Emílio ahora con una máscara menor
A veces, cuando la noche caía y el hospital se sumía en silencio, Emílio cerraba los ojos y se recordaba del sueño que lo atormentaba recientemente: la imagen de una niña sonriente, reflejo puro de Paola, y de un niño de mirada intensa, tan semejante a la de él. Aquella visión lo laceraba, recordándole lo que había perdido y lo que quizás nunca recuperase. Por primera vez en su vida, Emílio comprendía la futilidad de todo lo que había perseguido —poder, venganza, miedo. Ante la ausencia de la propia familia, nada de eso tenía valor.
Y así, en continentes diferentes, el mundo seguía su curso impío. En Rusia, Paola aprendía, con lágrimas y coraje, a ser madre y guerrera sola.
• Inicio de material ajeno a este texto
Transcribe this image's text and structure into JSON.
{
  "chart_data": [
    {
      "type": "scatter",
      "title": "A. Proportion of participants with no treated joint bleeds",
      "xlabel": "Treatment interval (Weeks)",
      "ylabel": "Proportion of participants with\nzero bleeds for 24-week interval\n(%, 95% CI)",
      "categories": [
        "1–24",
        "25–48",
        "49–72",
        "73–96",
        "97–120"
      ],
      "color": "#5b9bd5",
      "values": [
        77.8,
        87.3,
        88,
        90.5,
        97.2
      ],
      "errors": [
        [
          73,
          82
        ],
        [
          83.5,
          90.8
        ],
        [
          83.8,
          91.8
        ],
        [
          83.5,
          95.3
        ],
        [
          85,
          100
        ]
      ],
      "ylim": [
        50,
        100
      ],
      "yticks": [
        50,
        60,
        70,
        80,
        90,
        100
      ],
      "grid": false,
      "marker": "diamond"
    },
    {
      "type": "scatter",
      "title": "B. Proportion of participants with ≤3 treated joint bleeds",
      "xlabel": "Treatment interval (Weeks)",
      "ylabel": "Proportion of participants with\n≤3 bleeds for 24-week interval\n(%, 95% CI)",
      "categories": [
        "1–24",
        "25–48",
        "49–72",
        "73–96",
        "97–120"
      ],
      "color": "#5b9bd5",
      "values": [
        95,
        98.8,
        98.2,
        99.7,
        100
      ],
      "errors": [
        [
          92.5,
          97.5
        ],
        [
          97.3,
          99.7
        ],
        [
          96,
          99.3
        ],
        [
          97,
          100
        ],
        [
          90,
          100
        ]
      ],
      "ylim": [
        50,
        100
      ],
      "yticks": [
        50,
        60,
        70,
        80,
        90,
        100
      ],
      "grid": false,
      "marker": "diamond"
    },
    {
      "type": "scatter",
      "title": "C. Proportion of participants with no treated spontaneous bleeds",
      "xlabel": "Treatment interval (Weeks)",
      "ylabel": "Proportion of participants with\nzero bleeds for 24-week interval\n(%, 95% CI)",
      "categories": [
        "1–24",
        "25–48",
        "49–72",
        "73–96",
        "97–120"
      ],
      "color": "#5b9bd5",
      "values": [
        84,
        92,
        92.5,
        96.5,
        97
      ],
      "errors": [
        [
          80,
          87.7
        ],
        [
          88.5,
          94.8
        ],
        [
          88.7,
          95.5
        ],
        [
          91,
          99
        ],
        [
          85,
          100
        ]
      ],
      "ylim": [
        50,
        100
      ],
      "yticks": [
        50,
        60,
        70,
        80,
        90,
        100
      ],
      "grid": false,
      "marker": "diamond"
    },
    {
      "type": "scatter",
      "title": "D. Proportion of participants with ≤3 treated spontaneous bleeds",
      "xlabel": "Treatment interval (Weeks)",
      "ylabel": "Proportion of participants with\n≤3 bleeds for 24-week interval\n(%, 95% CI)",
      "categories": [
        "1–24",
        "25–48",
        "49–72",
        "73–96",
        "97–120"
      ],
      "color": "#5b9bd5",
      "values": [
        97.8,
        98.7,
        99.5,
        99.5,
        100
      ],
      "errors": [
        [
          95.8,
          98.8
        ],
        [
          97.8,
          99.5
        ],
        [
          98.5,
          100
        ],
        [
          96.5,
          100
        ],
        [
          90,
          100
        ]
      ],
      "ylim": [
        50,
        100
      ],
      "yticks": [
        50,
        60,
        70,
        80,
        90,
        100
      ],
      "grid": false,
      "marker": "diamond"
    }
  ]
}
En Italia, Emílio descubría, entre bisturíes y remiendos en la carne, que ninguna máscara podría esconder la verdad de un corazón roto y hambriento por perdón.
Mientras tanto, los gemelos crecían. Un año se pasó, y ellos soplaron sus primeras velas sin comprender que sobre sus hombros reposaban destinos entrelazados, cargados de dolores antiguos y esperanzas frágiles. El tiempo parecía arrastrarse, pero en cada segundo había elecciones silenciosas que, tarde o temprano, cambiarían todos los caminos.